The trouble began around 2008, when streaming services took off and video stores across the country began to fade to black. But then, something unexpected happened: Customers started to come back, some drawn by nostalgia, others by curiosity.
For 23-year-old Kailxn Xephyr, it was a refreshing experience.
"When it comes to things that are streaming on your phone, it feels like everything's demanding your attention right away, and these other things are like a step removed from that," Xephyr said.
Believe it or not, DVDs are having a moment. Not quite a blockbuster comeback, more of a cult-classic rewind.
While overall DVD sales dropped more than 23% last year, 4K editions jumped 10 percent, and collector versions climbed 25 percent, according to the Digital Entertainment Group.

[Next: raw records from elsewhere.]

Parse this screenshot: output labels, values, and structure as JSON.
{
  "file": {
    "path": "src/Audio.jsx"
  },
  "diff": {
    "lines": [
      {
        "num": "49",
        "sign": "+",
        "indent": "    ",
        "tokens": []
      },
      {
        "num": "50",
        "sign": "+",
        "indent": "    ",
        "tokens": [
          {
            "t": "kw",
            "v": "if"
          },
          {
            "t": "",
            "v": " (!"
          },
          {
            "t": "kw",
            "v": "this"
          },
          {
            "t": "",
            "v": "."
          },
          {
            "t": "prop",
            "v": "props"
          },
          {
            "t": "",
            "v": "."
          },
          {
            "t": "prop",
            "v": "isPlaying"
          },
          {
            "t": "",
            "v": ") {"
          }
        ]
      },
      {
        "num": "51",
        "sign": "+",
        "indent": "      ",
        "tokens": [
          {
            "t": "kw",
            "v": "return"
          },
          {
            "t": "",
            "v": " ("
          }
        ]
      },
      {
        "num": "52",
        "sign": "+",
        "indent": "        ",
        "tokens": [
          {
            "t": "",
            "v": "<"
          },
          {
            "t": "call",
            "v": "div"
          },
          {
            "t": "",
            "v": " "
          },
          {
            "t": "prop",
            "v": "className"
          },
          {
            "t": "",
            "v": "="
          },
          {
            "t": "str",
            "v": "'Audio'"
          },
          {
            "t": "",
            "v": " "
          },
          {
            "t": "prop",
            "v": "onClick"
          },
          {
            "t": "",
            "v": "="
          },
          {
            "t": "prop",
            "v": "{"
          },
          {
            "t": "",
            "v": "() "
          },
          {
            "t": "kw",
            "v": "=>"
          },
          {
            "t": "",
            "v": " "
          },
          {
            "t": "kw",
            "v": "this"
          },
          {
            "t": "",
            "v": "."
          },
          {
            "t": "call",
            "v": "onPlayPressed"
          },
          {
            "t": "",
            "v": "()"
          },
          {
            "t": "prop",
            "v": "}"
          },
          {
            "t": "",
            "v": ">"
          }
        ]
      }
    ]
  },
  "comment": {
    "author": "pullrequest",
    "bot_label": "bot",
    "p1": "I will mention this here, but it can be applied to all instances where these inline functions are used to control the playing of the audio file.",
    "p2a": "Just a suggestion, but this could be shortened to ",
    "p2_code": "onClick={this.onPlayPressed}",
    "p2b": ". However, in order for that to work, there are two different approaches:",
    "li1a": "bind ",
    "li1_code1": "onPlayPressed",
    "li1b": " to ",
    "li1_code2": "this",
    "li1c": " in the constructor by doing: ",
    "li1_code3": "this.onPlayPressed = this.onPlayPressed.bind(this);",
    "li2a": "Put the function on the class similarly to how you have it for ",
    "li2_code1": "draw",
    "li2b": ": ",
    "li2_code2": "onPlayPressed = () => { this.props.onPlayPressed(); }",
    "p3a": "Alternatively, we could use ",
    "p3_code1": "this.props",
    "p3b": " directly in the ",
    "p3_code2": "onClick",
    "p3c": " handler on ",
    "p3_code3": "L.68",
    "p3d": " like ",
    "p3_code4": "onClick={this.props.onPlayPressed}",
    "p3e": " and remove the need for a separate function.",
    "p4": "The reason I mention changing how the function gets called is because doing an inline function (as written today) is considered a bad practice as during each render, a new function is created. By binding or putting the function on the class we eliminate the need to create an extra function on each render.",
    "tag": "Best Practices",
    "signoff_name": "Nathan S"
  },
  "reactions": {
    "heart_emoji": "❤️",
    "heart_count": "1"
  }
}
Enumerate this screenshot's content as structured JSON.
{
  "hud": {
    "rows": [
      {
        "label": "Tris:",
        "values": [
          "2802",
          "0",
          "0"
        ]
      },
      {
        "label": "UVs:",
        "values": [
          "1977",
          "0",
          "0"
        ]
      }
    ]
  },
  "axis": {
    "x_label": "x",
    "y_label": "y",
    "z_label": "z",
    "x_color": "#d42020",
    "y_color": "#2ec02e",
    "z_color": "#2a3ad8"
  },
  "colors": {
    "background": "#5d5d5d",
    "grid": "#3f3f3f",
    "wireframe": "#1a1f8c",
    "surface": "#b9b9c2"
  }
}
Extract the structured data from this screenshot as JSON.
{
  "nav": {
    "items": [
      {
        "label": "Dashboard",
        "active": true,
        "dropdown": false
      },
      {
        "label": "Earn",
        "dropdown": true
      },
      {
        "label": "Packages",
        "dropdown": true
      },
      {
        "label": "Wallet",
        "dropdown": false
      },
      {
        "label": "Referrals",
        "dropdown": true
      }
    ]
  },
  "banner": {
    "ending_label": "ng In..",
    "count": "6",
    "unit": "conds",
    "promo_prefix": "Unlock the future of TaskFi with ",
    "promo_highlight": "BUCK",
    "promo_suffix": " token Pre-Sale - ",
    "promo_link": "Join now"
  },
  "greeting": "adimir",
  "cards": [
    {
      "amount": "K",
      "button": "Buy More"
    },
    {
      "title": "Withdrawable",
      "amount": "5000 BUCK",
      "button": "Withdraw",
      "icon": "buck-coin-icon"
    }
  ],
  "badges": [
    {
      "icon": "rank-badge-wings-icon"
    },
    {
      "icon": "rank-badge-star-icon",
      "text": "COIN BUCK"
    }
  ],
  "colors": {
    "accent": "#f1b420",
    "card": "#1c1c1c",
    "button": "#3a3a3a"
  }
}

"There's been a real resurgence in tangible media," said Lucas Hildebrand, chair of Film and Media Studies at UC Irvine.
Hildebrand said for Gen Z, part of the appeal isn't just the films. It's the boxes, the artwork, even the act of browsing.
"There's also hunger for people who grew up with social media, who grew up with the Internet, to actually have in person interactions," he said.
Ironically, the future of the store may depend on the very thing that nearly wiped it out: a subscription model. Hutton said he had 556 subscribers, just enough to keep Video Wave from avoiding the final cut.
"With my business model being subscription, if I had 150 more subscribers, that would be the difference between not making it and making it," Hutton said.